28 August 2012

Questioning Interviews

One of my favorite parts about working for the county newspaper in college was getting to interview many different kinds of people. Whether it was making a rural borough council member sweat with rapid-fire questions about millage rates, or profiling an Iraq War vet documenting his experiences, each interview spawned more stories than from the interviewee alone.

So it is with job interviews: I've come to value interviewers who step out of the "where do you see yourself in five years" line of questioning. The better candidate also needs to offer more than just generic questions. For me, it helps to think like a journalist. What questions would help draw out a good story?
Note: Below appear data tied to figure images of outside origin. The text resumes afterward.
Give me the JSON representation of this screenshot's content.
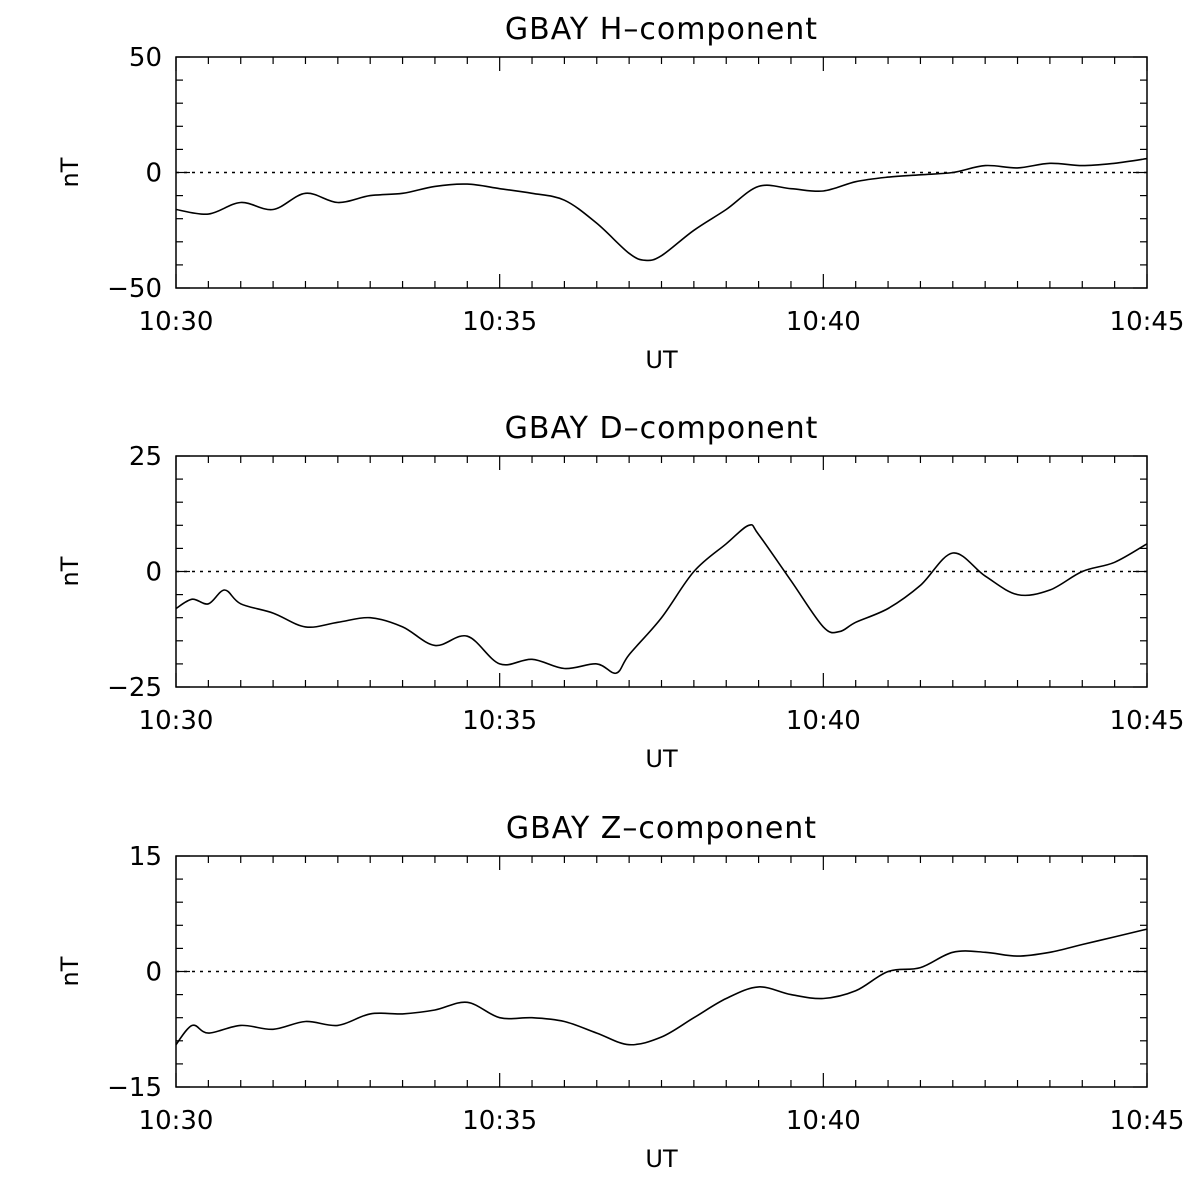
{
  "chart_data": [
    {
      "type": "line",
      "title": "GBAY H–component",
      "xlabel": "UT",
      "ylabel": "nT",
      "xlim": [
        "10:30",
        "10:45"
      ],
      "ylim": [
        -50,
        50
      ],
      "x_ticks": [
        "10:30",
        "10:35",
        "10:40",
        "10:45"
      ],
      "y_ticks": [
        "50",
        "0",
        "−50"
      ],
      "reference_line": 0,
      "series": [
        {
          "x": [
            "10:30",
            "10:30.5",
            "10:31",
            "10:31.5",
            "10:32",
            "10:32.5",
            "10:33",
            "10:33.5",
            "10:34",
            "10:34.5",
            "10:35",
            "10:35.5",
            "10:36",
            "10:36.5",
            "10:37",
            "10:37.25",
            "10:37.5",
            "10:38",
            "10:38.5",
            "10:39",
            "10:39.5",
            "10:40",
            "10:40.5",
            "10:41",
            "10:41.5",
            "10:42",
            "10:42.5",
            "10:43",
            "10:43.5",
            "10:44",
            "10:44.5",
            "10:45"
          ],
          "values": [
            -16,
            -18,
            -13,
            -16,
            -9,
            -13,
            -10,
            -9,
            -6,
            -5,
            -7,
            -9,
            -12,
            -22,
            -35,
            -38,
            -36,
            -25,
            -16,
            -6,
            -7,
            -8,
            -4,
            -2,
            -1,
            0,
            3,
            2,
            4,
            3,
            4,
            6
          ]
        }
      ]
    },
    {
      "type": "line",
      "title": "GBAY D–component",
      "xlabel": "UT",
      "ylabel": "nT",
      "xlim": [
        "10:30",
        "10:45"
      ],
      "ylim": [
        -25,
        25
      ],
      "x_ticks": [
        "10:30",
        "10:35",
        "10:40",
        "10:45"
      ],
      "y_ticks": [
        "25",
        "0",
        "−25"
      ],
      "reference_line": 0,
      "series": [
        {
          "x": [
            "10:30",
            "10:30.25",
            "10:30.5",
            "10:30.75",
            "10:31",
            "10:31.5",
            "10:32",
            "10:32.5",
            "10:33",
            "10:33.5",
            "10:34",
            "10:34.5",
            "10:35",
            "10:35.5",
            "10:36",
            "10:36.5",
            "10:36.8",
            "10:37",
            "10:37.5",
            "10:38",
            "10:38.5",
            "10:38.85",
            "10:39",
            "10:39.5",
            "10:40",
            "10:40.25",
            "10:40.5",
            "10:41",
            "10:41.5",
            "10:42",
            "10:42.5",
            "10:43",
            "10:43.5",
            "10:44",
            "10:44.5",
            "10:45"
          ],
          "values": [
            -8,
            -6,
            -7,
            -4,
            -7,
            -9,
            -12,
            -11,
            -10,
            -12,
            -16,
            -14,
            -20,
            -19,
            -21,
            -20,
            -22,
            -18,
            -10,
            0,
            6,
            10,
            8,
            -2,
            -12,
            -13,
            -11,
            -8,
            -3,
            4,
            -1,
            -5,
            -4,
            0,
            2,
            6
          ]
        }
      ]
    },
    {
      "type": "line",
      "title": "GBAY Z–component",
      "xlabel": "UT",
      "ylabel": "nT",
      "xlim": [
        "10:30",
        "10:45"
      ],
      "ylim": [
        -15,
        15
      ],
      "x_ticks": [
        "10:30",
        "10:35",
        "10:40",
        "10:45"
      ],
      "y_ticks": [
        "15",
        "0",
        "−15"
      ],
      "reference_line": 0,
      "series": [
        {
          "x": [
            "10:30",
            "10:30.25",
            "10:30.5",
            "10:31",
            "10:31.5",
            "10:32",
            "10:32.5",
            "10:33",
            "10:33.5",
            "10:34",
            "10:34.5",
            "10:35",
            "10:35.5",
            "10:36",
            "10:36.5",
            "10:37",
            "10:37.5",
            "10:38",
            "10:38.5",
            "10:39",
            "10:39.5",
            "10:40",
            "10:40.5",
            "10:41",
            "10:41.5",
            "10:42",
            "10:42.5",
            "10:43",
            "10:43.5",
            "10:44",
            "10:44.5",
            "10:45"
          ],
          "values": [
            -9.5,
            -7,
            -8,
            -7,
            -7.5,
            -6.5,
            -7,
            -5.5,
            -5.5,
            -5,
            -4,
            -6,
            -6,
            -6.5,
            -8,
            -9.5,
            -8.5,
            -6,
            -3.5,
            -2,
            -3,
            -3.5,
            -2.5,
            0,
            0.5,
            2.5,
            2.5,
            2,
            2.5,
            3.5,
            4.5,
            5.5
          ]
        }
      ]
    }
  ]
}
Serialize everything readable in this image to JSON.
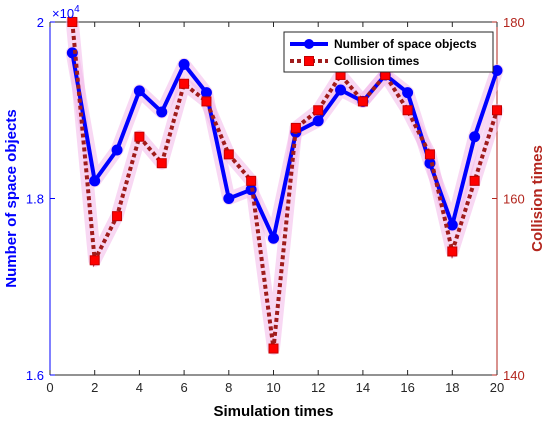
{
  "chart_data": {
    "type": "line",
    "xlabel": "Simulation times",
    "x": [
      1,
      2,
      3,
      4,
      5,
      6,
      7,
      8,
      9,
      10,
      11,
      12,
      13,
      14,
      15,
      16,
      17,
      18,
      19,
      20
    ],
    "xlim": [
      0,
      20
    ],
    "xticks": [
      "0",
      "2",
      "4",
      "6",
      "8",
      "10",
      "12",
      "14",
      "16",
      "18",
      "20"
    ],
    "left_axis": {
      "label": "Number of space objects",
      "ylim": [
        1.6,
        2.0
      ],
      "ticks": [
        "1.6",
        "1.8",
        "2"
      ],
      "exponent": "×10",
      "exponent_power": "4",
      "color": "#0000ff"
    },
    "right_axis": {
      "label": "Collision times",
      "ylim": [
        140,
        180
      ],
      "ticks": [
        "140",
        "160",
        "180"
      ],
      "color": "#b3261e"
    },
    "series": [
      {
        "name": "Number of space objects",
        "axis": "left",
        "color": "#0000ff",
        "values": [
          1.965,
          1.82,
          1.855,
          1.922,
          1.898,
          1.952,
          1.92,
          1.8,
          1.81,
          1.755,
          1.875,
          1.888,
          1.923,
          1.91,
          1.94,
          1.92,
          1.84,
          1.77,
          1.87,
          1.945
        ]
      },
      {
        "name": "Collision times",
        "axis": "right",
        "color": "#a01c1c",
        "marker_color": "#ff0000",
        "values": [
          180,
          153,
          158,
          167,
          164,
          173,
          171,
          165,
          162,
          143,
          168,
          170,
          174,
          171,
          174,
          170,
          165,
          154,
          162,
          170
        ]
      }
    ],
    "legend": "top-right"
  }
}
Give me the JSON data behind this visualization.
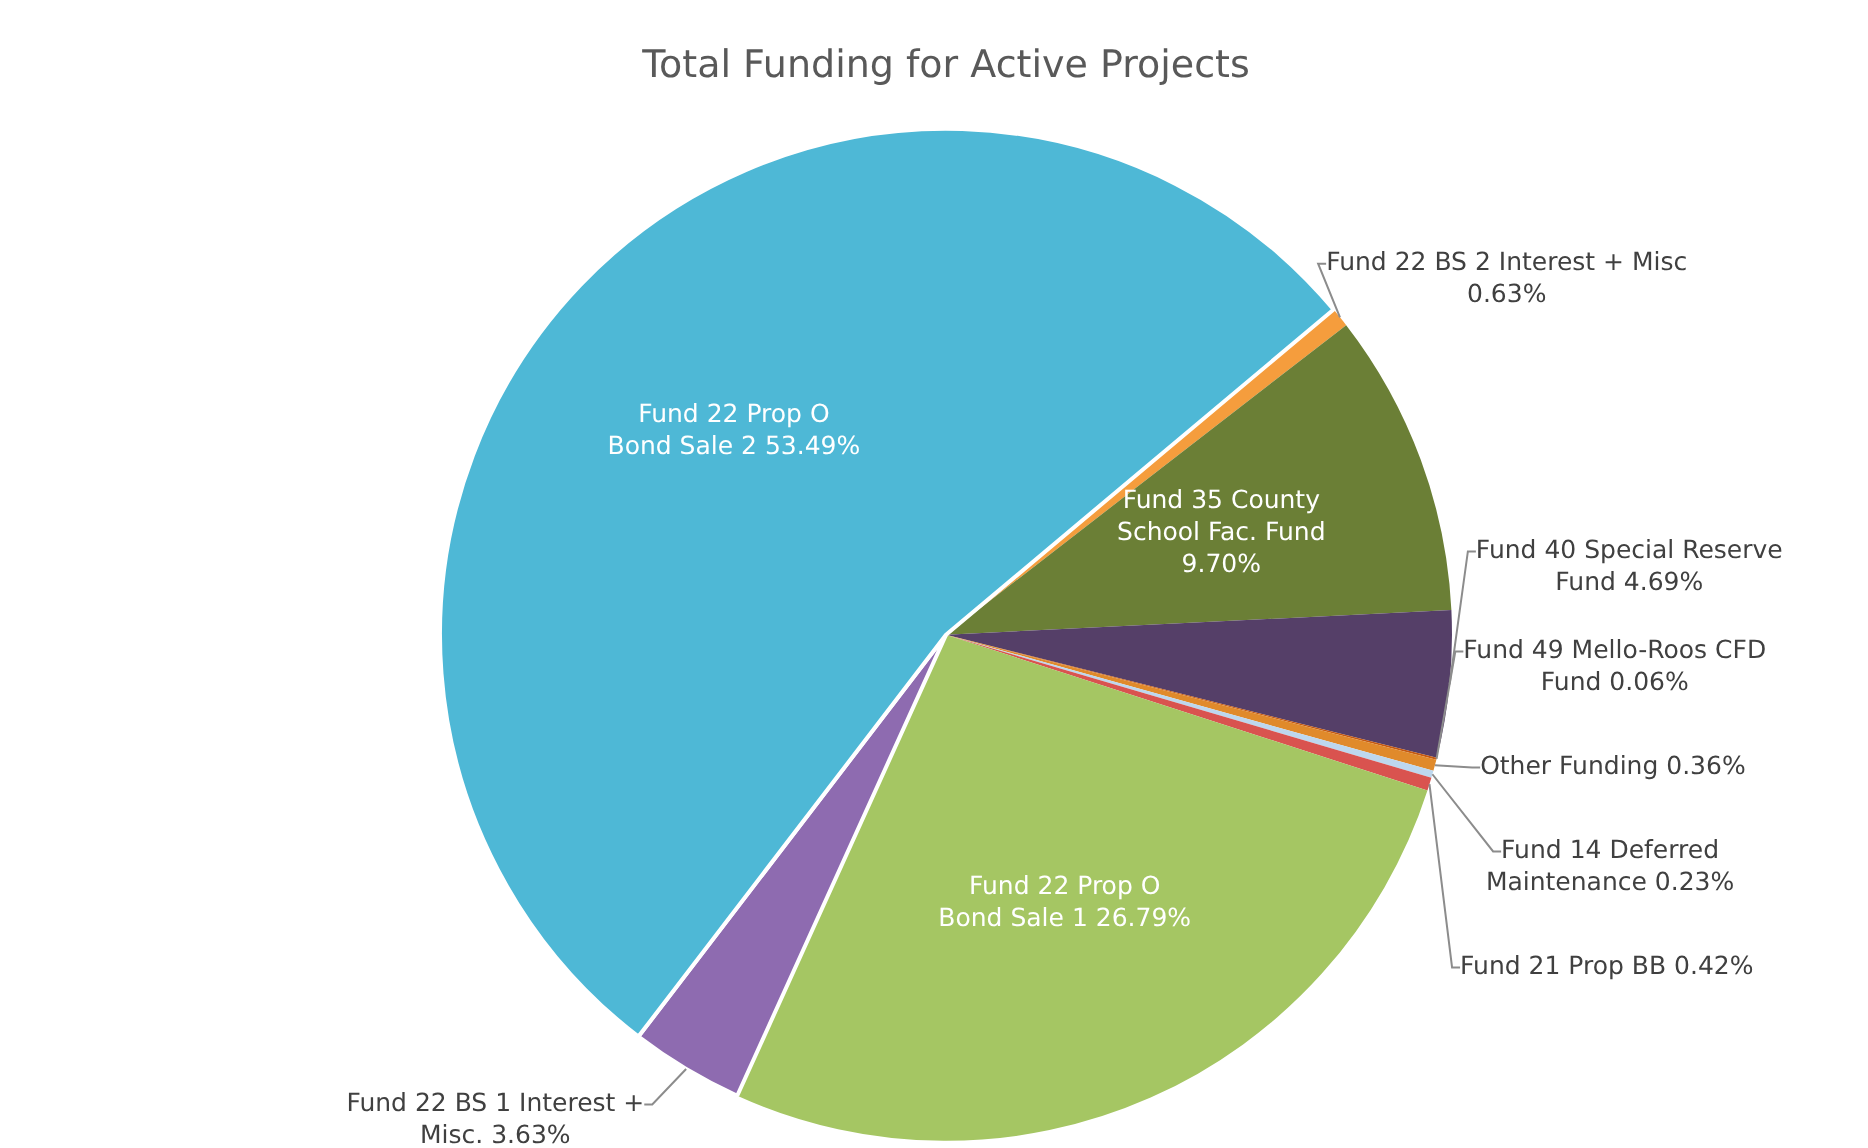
{
  "chart_data": {
    "type": "pie",
    "title": "Total Funding for Active Projects",
    "categories": [
      "Fund 22 BS 2 Interest + Misc",
      "Fund 35 County School Fac. Fund",
      "Fund 40 Special Reserve Fund",
      "Fund 49 Mello-Roos CFD Fund",
      "Other Funding",
      "Fund 14 Deferred Maintenance",
      "Fund 21 Prop BB",
      "Fund 22 Prop O Bond Sale 1",
      "Fund 22 BS 1 Interest + Misc.",
      "Fund 22 Prop O Bond Sale 2"
    ],
    "values": [
      0.63,
      9.7,
      4.69,
      0.06,
      0.36,
      0.23,
      0.42,
      26.79,
      3.63,
      53.49
    ],
    "value_labels": [
      "0.63%",
      "9.70%",
      "4.69%",
      "0.06%",
      "0.36%",
      "0.23%",
      "0.42%",
      "26.79%",
      "3.63%",
      "53.49%"
    ],
    "colors": [
      "#f59d3d",
      "#6b7f36",
      "#553f68",
      "#c55a11",
      "#e08a2b",
      "#bdd7ee",
      "#d9534f",
      "#a5c663",
      "#8e6bb0",
      "#4eb8d6"
    ],
    "legend": false
  }
}
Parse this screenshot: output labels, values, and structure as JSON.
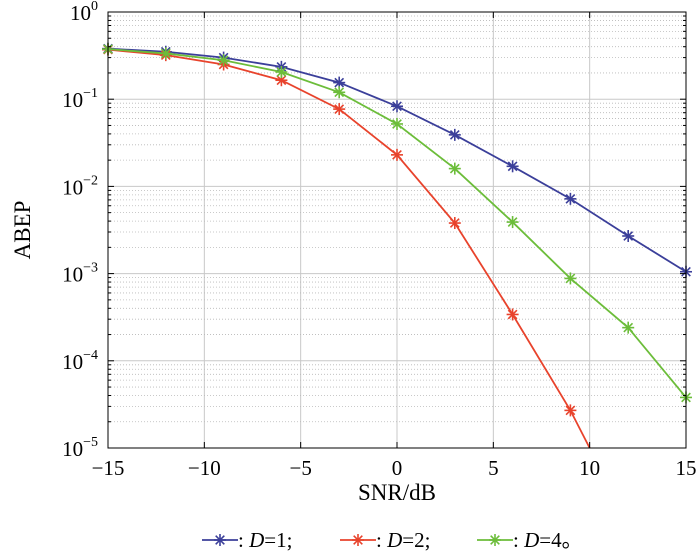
{
  "chart_data": {
    "type": "line",
    "xlabel": "SNR/dB",
    "ylabel": "ABEP",
    "xscale": "linear",
    "yscale": "log",
    "xlim": [
      -15,
      15
    ],
    "ylim": [
      1e-05,
      1
    ],
    "xticks": [
      -15,
      -10,
      -5,
      0,
      5,
      10,
      15
    ],
    "xtick_labels": [
      "−15",
      "−10",
      "−5",
      "0",
      "5",
      "10",
      "15"
    ],
    "ytick_labels": [
      {
        "value": 1,
        "base": "10",
        "exp": "0"
      },
      {
        "value": 0.1,
        "base": "10",
        "exp": "−1"
      },
      {
        "value": 0.01,
        "base": "10",
        "exp": "−2"
      },
      {
        "value": 0.001,
        "base": "10",
        "exp": "−3"
      },
      {
        "value": 0.0001,
        "base": "10",
        "exp": "−4"
      },
      {
        "value": 1e-05,
        "base": "10",
        "exp": "−5"
      }
    ],
    "grid": true,
    "legend_position": "bottom",
    "series": [
      {
        "name": "D=1",
        "legend_prefix": ": ",
        "legend_var": "D",
        "legend_rest": "=1;",
        "color": "#3b3f9a",
        "x": [
          -15,
          -12,
          -9,
          -6,
          -3,
          0,
          3,
          6,
          9,
          12,
          15
        ],
        "y": [
          0.38,
          0.35,
          0.3,
          0.235,
          0.155,
          0.083,
          0.039,
          0.017,
          0.0072,
          0.0027,
          0.00105
        ]
      },
      {
        "name": "D=2",
        "legend_prefix": ": ",
        "legend_var": "D",
        "legend_rest": "=2;",
        "color": "#e8432c",
        "x": [
          -15,
          -12,
          -9,
          -6,
          -3,
          0,
          3,
          6,
          9,
          10
        ],
        "y": [
          0.37,
          0.32,
          0.25,
          0.165,
          0.077,
          0.023,
          0.0038,
          0.00034,
          2.7e-05,
          1e-05
        ]
      },
      {
        "name": "D=4",
        "legend_prefix": ": ",
        "legend_var": "D",
        "legend_rest": "=4。",
        "color": "#6cbd3a",
        "x": [
          -15,
          -12,
          -9,
          -6,
          -3,
          0,
          3,
          6,
          9,
          12,
          15
        ],
        "y": [
          0.375,
          0.335,
          0.28,
          0.205,
          0.12,
          0.052,
          0.016,
          0.0039,
          0.00088,
          0.00024,
          3.8e-05
        ]
      }
    ]
  }
}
Of course, we can't have all good interviewers and interviewees, but that's why these comics from The Oatmeal exist. They're old posts, but classic. My favorite bad interviewee is the mute, only because I like nachos.
What's the best question you've asked/have been asked in an interview? Which one was the lamest?

06 August 2012

The Other Classroom

I graduated college with 20K in student loans and not a whole lot of comprehension about education. In contrast, some of the smartest people I know didn't even graduate high school. One colleague - I call him Programmer 1 - dropped out of school after seventh grade. Yet he can worm his way around higher mathematic concepts, program in at least eight languages, and is at least bilingual (he gleefully refuses to speak anything other than English around me, so I can't confirm the third language). How did he manage this?

The other classroom. You know, where folks go after they leave work for the evening. They go home, pull up the laptop or book and start learning for their own benefit. One of my bosses told me about this classroom, and I initially dismissed it. Whatever happened to work/life balance? But it's not education solely for work -- it may be learning for the rest of your life.
A few years ago I had the opportunity to delve into information assurance. I didn't because it seemed too techie for me. Now I wish I'd looked into it because it may have helped with my writing and new media career. But the lost opportunity taught me an important lesson for right now - if you have a chance to learn a new skill, do it. It might help you. It might make interesting conversation for a networking party. But check out the other classroom.